Dış dengeye bakıldığında, yeni OVP cari açığın kademeli olarak azalacağı bir tablo çizecektir. 2026’da GSYH’nin yaklaşık %2,5-3’ü düzeyinde olan cari açığın, 2028’de %2’nin altına gerilemesi hedeflenebilir. Bu iyileşme, turizm gelirlerindeki artış ve ihracatın katkısıyla sağlanırken, aynı zamanda enerji ve gıda fiyatlarındaki oynaklığa da hassas olacaktır. Rezerv birikimi ve finansman kalitesinin güçlenmesi de programın finansal istikrar bölümünde öne çıkacaktır.
İhtiyatlı senaryo ön planda
Öte yandan riskler masadan kalkmış değil. Küresel enerji fiyatlarındaki artış veya gıda arzındaki şoklar, enflasyon patikasını yukarıya çekebilir.
Hizmet enflasyonundaki katılık da, para politikasının faiz indirimlerinde daha ihtiyatlı davranmasını gerektirebilir. Ayrıca küresel merkez bankalarının beklenenden daha yavaş gevşemesi, gelişen ülkelere yönelik sermaye akımlarında oynaklık yaratabilir. Bu belirsizliklerin, OVP’de “ihtiyatlı senaryo” başlığı altında not düşülmesi sürpriz olmayacaktır.

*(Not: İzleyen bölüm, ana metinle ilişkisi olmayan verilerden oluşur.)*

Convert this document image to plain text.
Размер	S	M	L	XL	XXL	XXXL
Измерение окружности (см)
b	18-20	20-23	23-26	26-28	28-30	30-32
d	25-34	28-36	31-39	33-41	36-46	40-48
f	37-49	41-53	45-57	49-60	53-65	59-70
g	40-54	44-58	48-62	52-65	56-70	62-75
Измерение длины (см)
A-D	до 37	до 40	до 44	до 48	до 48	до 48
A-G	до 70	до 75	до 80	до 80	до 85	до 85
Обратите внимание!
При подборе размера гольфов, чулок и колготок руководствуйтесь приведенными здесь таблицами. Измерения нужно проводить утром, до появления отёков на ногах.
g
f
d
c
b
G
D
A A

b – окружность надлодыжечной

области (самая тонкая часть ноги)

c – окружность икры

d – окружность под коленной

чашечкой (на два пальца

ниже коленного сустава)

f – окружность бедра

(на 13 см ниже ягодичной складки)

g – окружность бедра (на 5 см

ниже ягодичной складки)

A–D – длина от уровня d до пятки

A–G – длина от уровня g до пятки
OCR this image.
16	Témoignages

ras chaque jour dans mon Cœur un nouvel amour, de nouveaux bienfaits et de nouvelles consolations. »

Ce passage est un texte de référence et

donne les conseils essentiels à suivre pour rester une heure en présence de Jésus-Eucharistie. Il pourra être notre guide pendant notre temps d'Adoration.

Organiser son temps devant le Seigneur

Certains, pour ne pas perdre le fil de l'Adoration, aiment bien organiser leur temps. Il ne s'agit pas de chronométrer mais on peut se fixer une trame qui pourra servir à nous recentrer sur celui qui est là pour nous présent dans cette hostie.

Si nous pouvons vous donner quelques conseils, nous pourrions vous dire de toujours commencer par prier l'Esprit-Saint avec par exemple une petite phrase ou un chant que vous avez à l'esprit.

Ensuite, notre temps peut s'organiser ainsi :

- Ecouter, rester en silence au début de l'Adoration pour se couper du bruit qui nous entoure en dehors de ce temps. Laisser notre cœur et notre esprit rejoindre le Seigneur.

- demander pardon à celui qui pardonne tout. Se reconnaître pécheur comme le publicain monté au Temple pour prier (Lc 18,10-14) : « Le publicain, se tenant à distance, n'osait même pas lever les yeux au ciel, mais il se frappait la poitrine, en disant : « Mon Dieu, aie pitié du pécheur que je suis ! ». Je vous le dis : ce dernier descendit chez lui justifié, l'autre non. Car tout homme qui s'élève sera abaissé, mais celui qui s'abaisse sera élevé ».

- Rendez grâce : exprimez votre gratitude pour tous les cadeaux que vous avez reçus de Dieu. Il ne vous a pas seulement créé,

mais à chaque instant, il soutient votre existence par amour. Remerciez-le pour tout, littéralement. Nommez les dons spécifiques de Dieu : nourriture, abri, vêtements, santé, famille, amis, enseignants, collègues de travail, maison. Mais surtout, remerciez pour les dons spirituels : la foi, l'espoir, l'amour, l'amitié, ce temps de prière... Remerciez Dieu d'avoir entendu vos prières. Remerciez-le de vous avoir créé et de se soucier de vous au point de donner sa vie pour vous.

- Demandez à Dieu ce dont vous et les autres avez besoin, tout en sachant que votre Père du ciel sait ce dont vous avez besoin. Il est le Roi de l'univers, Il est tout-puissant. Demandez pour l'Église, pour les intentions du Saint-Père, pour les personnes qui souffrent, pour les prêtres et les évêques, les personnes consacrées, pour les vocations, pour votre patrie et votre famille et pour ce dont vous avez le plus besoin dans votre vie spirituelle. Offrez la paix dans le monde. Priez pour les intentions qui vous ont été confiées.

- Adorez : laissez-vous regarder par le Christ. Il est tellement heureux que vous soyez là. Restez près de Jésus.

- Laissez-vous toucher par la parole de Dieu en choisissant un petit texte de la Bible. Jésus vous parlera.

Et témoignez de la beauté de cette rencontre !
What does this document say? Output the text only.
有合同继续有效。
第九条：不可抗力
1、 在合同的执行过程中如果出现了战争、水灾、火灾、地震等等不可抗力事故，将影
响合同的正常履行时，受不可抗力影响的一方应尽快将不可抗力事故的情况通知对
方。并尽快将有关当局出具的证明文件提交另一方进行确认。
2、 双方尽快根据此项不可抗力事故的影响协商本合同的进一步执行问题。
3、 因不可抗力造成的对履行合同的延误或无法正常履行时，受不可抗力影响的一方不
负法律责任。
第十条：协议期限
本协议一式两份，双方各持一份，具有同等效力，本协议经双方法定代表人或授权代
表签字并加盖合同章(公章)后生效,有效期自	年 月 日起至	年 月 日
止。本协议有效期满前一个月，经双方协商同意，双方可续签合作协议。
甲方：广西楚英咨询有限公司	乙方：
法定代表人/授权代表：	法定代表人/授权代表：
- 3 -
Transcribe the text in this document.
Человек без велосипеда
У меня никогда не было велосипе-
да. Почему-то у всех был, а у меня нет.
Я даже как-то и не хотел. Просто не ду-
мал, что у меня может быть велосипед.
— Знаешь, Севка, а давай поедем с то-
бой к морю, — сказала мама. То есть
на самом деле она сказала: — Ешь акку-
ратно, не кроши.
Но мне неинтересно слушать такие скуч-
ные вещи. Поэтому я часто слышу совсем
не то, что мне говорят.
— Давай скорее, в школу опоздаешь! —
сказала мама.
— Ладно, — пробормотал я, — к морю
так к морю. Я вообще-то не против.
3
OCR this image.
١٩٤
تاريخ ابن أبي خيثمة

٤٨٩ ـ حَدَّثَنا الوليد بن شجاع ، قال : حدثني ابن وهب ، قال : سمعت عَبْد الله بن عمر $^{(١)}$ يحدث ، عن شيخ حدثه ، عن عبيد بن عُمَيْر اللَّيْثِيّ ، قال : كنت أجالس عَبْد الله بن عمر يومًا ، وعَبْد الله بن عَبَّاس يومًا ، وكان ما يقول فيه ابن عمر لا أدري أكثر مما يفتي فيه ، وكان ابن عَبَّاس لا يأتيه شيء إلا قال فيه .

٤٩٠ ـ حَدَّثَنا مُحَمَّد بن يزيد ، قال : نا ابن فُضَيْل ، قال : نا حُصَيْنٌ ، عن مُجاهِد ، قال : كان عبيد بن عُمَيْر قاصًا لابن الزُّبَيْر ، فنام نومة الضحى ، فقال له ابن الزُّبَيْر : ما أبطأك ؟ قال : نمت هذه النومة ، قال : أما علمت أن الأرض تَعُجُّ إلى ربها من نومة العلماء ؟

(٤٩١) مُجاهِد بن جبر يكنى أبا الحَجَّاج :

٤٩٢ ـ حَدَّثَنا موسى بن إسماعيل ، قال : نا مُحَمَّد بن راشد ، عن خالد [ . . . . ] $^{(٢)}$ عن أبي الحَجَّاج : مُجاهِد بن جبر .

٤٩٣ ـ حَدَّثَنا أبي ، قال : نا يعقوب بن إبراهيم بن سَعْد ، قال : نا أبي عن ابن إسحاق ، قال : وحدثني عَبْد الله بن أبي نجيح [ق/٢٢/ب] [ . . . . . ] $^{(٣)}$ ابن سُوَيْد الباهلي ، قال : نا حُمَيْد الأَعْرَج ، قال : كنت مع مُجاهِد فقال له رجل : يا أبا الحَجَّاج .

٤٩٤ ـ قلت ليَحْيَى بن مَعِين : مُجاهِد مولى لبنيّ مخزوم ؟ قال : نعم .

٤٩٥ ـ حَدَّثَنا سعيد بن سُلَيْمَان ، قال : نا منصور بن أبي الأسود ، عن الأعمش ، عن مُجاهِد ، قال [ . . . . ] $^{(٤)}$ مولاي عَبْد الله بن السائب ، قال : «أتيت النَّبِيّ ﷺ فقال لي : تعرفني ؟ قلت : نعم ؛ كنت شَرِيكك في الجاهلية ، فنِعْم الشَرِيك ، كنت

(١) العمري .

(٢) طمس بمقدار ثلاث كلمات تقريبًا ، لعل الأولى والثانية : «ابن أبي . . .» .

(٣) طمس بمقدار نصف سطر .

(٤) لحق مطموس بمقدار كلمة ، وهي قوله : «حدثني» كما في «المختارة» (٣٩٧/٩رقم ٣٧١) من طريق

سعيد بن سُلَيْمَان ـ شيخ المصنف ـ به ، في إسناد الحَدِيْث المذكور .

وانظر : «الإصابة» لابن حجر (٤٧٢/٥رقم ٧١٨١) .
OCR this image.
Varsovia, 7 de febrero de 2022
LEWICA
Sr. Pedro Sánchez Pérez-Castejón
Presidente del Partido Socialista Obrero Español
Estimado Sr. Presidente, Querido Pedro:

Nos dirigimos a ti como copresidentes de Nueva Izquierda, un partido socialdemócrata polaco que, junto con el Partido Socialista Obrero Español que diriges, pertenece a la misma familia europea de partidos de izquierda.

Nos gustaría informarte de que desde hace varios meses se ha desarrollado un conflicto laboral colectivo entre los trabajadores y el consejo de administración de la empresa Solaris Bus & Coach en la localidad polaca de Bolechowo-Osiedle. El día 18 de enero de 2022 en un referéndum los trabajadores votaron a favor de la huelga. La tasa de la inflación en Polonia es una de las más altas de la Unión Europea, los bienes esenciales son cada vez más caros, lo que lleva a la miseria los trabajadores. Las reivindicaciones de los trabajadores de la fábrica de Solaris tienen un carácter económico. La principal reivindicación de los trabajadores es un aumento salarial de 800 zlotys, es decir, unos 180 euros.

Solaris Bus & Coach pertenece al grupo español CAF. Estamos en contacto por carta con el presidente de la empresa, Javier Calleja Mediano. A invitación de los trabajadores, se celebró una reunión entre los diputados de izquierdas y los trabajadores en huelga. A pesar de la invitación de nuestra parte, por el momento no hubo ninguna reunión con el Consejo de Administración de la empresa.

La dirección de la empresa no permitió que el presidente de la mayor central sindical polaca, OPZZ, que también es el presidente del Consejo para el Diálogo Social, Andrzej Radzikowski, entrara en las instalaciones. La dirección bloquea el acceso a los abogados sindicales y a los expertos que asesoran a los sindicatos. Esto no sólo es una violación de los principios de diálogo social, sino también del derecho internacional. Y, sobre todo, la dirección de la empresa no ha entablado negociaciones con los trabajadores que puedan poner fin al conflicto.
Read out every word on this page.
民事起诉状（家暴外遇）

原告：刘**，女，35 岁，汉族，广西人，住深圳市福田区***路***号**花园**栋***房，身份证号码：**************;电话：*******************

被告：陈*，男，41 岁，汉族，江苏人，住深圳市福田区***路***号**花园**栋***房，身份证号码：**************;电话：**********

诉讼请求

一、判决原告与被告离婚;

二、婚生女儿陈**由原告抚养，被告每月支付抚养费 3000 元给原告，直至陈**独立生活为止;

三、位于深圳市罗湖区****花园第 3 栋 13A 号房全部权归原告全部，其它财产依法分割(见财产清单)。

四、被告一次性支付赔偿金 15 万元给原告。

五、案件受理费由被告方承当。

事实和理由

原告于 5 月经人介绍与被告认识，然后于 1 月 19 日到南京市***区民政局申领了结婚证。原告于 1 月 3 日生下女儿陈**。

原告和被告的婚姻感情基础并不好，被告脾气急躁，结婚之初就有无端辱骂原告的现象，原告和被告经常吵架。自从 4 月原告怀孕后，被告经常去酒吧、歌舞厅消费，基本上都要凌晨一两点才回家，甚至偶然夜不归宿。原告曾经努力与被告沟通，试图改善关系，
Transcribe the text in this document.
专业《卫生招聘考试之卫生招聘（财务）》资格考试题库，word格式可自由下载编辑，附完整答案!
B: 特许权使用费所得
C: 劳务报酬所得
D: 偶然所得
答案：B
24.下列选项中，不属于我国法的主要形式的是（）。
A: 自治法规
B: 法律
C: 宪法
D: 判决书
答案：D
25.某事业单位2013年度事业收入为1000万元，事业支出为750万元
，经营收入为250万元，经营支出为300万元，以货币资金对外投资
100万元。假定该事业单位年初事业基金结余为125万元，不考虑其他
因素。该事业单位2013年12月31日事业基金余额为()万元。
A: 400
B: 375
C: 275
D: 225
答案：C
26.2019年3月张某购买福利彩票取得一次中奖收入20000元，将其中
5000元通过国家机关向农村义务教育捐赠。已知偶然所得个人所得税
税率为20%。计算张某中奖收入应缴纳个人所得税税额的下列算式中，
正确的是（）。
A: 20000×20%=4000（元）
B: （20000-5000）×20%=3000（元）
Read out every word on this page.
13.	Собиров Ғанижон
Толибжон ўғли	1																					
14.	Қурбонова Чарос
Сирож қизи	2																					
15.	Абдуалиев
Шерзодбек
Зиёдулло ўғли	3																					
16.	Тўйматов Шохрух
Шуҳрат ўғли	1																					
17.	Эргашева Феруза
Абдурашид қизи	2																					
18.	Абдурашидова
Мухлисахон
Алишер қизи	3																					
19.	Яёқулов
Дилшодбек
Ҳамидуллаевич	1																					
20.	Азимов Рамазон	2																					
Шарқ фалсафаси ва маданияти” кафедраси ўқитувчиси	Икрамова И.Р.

Sonuç olarak, eylülün ilk haftası açıklanması beklenen yeni Orta Vadeli Program, Merkez Bankası’nın çizdiği dezenflasyon patikasını sahiplenerek daha gerçekçi ve tutarlı bir çerçeve sunmalıdır. Büyüme hedefleri daha dengeli, mali disiplin daha sıkı ve dış denge daha ihtiyatlı bir çizgide olması piyasalar için yeni bir motivasyon olarak görülebilir. Türkiye ekonomisi için asıl mesele, bu hedefleri yazmak değil, uygulamada kararlılıkla sürdürmektir. Çünkü artık piyasalar sadece hedefleri değil, uygulamanın samimiyetini ve sürdürülebilirliğini ölçüyor.